Пятеро других отправлены в подходящие для них заведения. Один — глухой, другой — эпилептик, остальные три — почти идиоты. Как они попали к нам? У нас воспитательное заведение, и мы не может расходовать наши драгоценные силы на дефективных детей.
Мы с доктором тщательно проштудировали былые меню и поражаемся разуму, который мог измышлять их. Вот один из излюбленных обедов:
ВАРЕНЫЙ КАРТОФЕЛЬНе пойму, как эти дети не превратились в сто одиннадцать комочков крахмала.
ВАРЕНЫЙ РИС
БЛАНМАНЖЕ
Когда смотришь на это заведение, так и хочется перефразировать Браунинга.
"Быть может, есть небо; конечно, есть ад;
Пока же, вот здесь, есть наш миленький сад"[2].
С. М.-Б.
Приют Джона Грайера.
Суббота.
Дорогая Джуди!
Между Робином Мак-Рэем и мною вчера вечером произошла новая битва по очень ничтожному поводу (права была я). С тех пор у меня есть для доктора ласкательное имя. «Здравствуйте, милый недруг!» — сказала я ему сегодня утром, и это задело его. Он, видите ли, не желает, чтобы на него смотрели, как на врага. Он ничуть не враждебен — пока я считаюсь во всем с его желаниями!
У нас двое новых детей, Изадор Гутшнейдер и Макс Джог, оба — от Баптистского женского общества. Как ты думаешь, где эти ребятишки подхватили такую религию? Я не хотела брать их, но бедные дамы были очень убедительны, к тому же они платят царскую сумму — четыре доллара пятьдесят центов в неделю за ребенка! Так что у нас теперь 113 детей, становится тесновато. У меня полдюжины младенцев на выданье. Найди мне несколько добрых семейств, которые хотят кого-нибудь усыновить.
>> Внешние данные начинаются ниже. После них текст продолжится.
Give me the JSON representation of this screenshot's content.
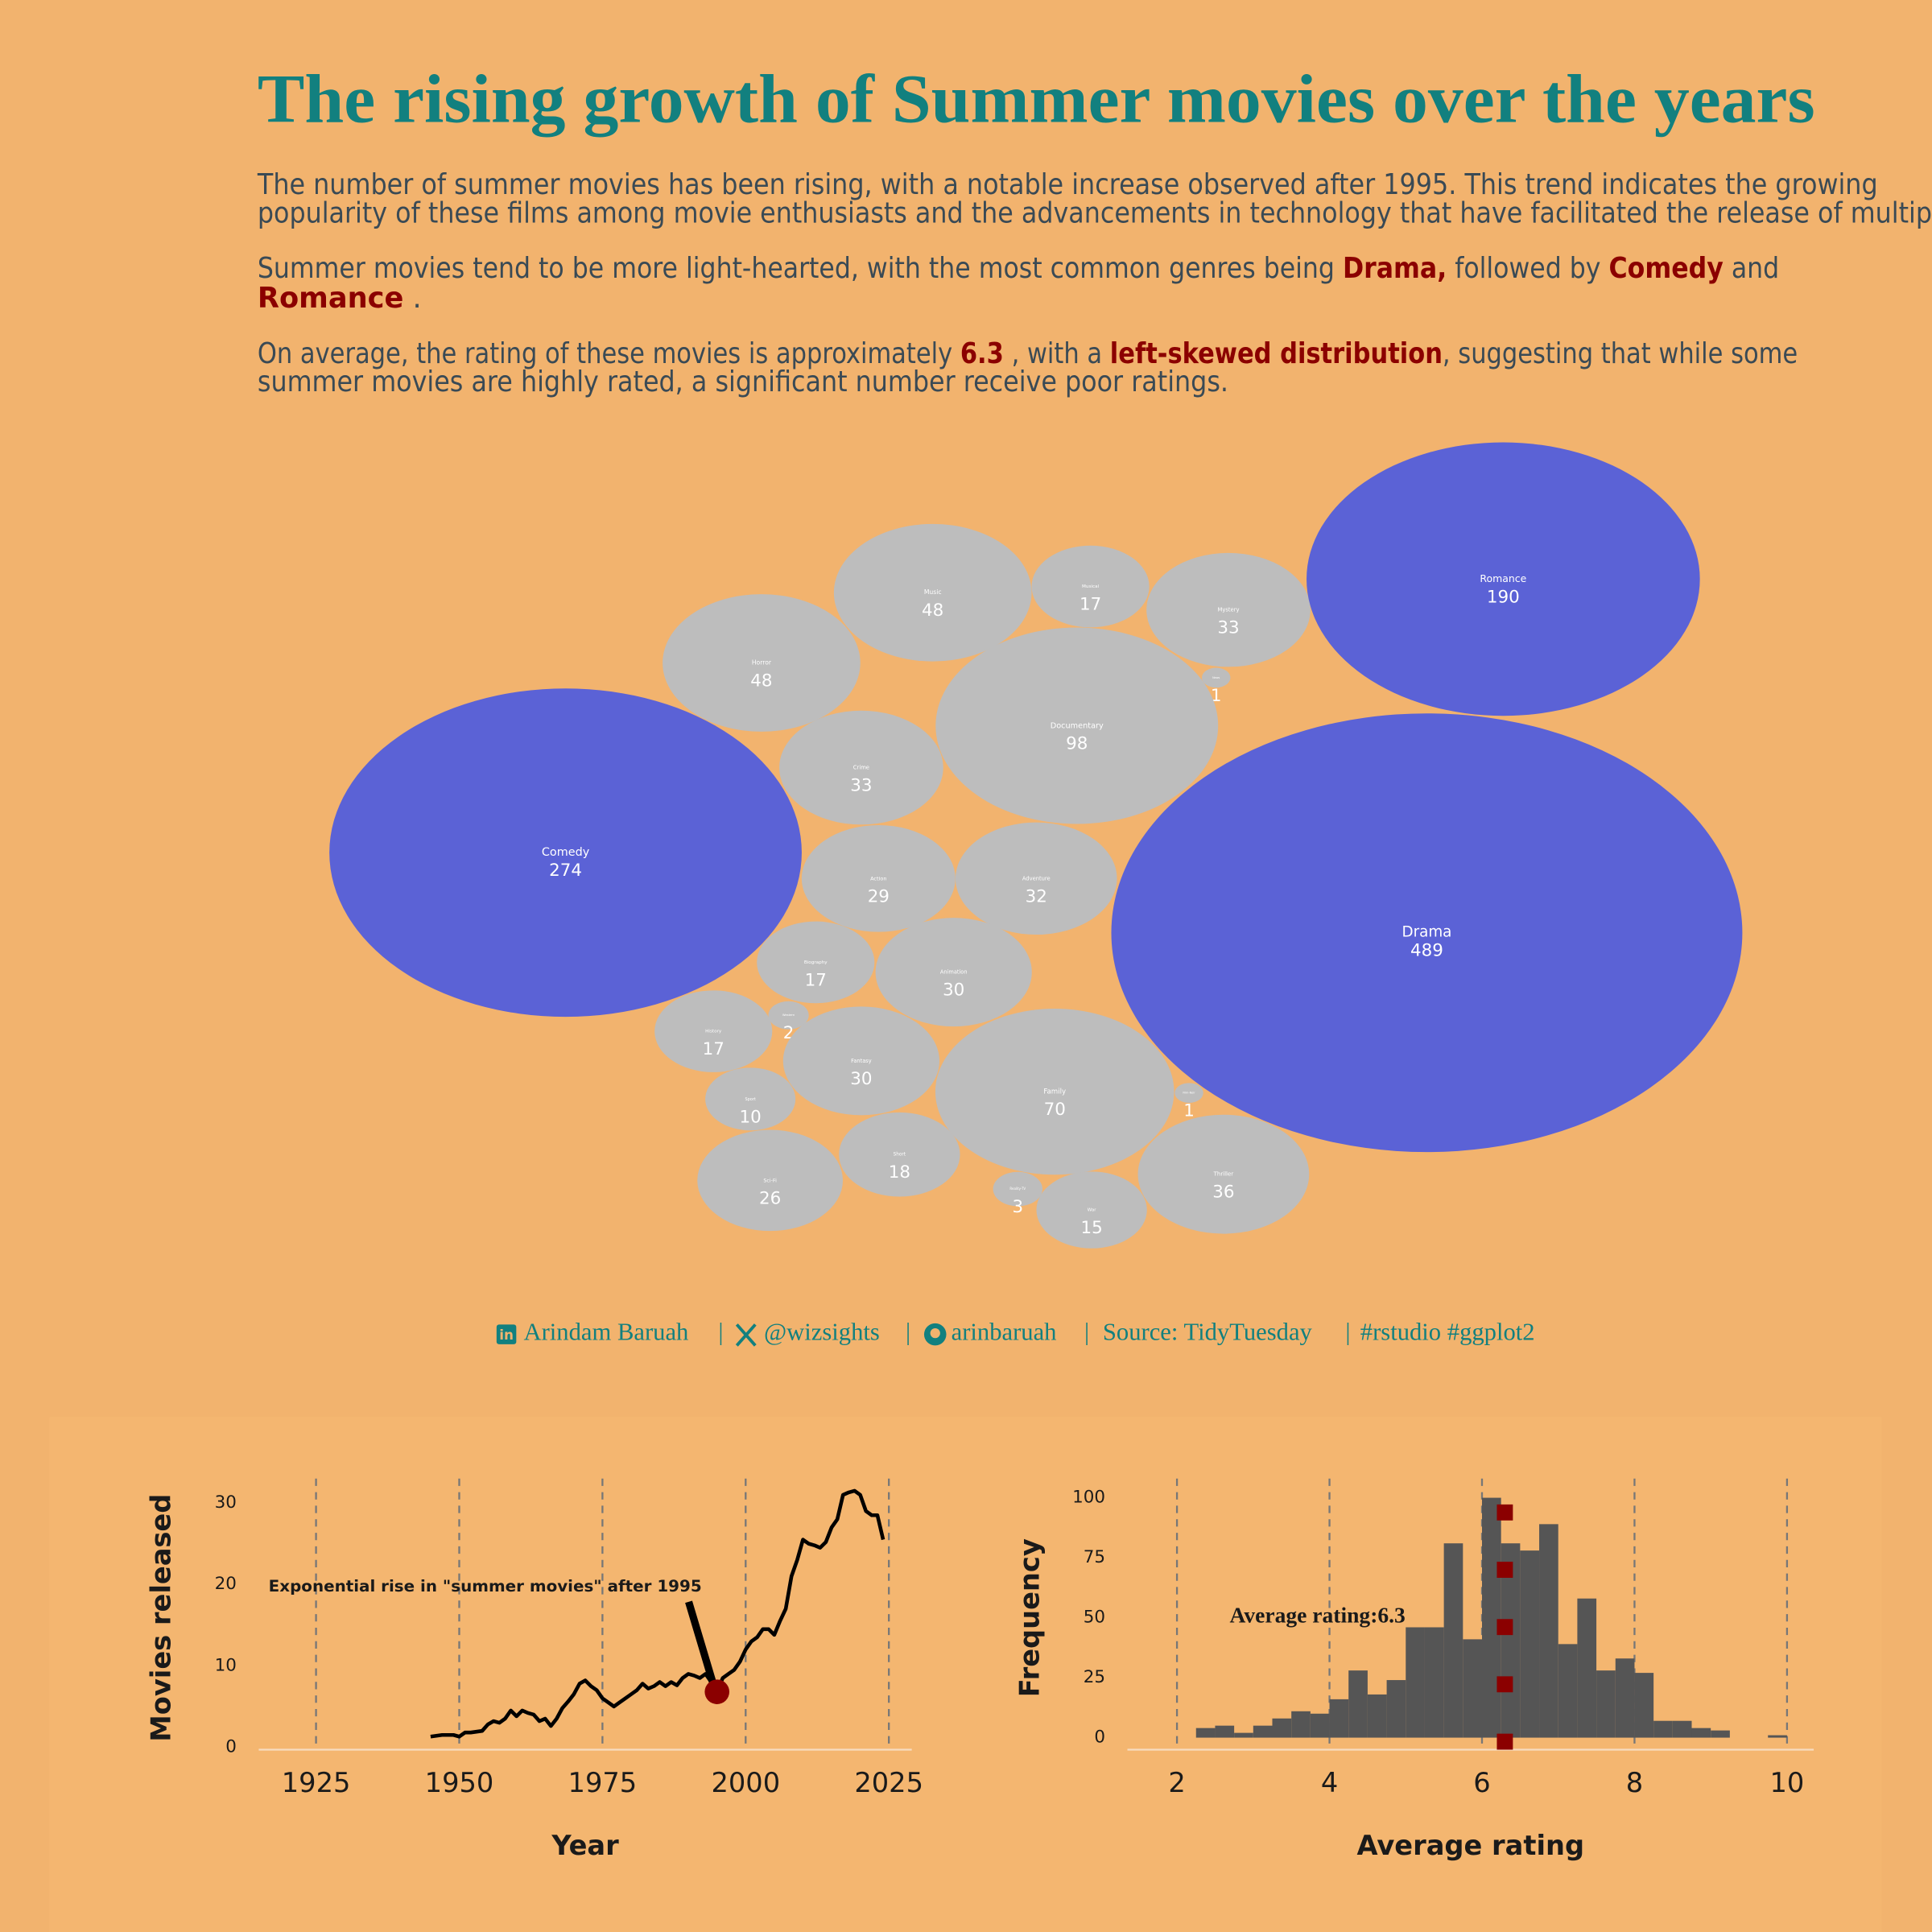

Ужасно неудобно, когда не сразу вспоминаешь, сколько человек в твоей семье. Моя меняется изо дня в день, как курс на бирже. Хотелось бы удержать ее на одном уровне. Когда у женщины больше ста детей, она не может уделять им того внимания, в котором они нуждаются.
Воскресенье.
Это письмо два дня провалялось на моем письменном столе — некогда было наклеить марку. Сегодня как будто предвидится свободный вечер, и я хочу прибавить страничку-другую, прежде чем отправить письмо в приятное путешествие.
Только теперь я начинаю запоминать отдельные лица. Сперва мне казалось, что я никогда не смогу различать детей, в этих невыразимо уродливых платьях они безнадежно похожи друг на друга, точно выкроены по одному образцу. Только, пожалуйста, не пиши мне, чтобы их немедленно переодели. Я знаю, что ты этого хочешь, ты говорила мне пять раз. Надеюсь, через месяц я смогу об этом подумать, но сейчас их внутренности гораздо важнее, чем их внешность.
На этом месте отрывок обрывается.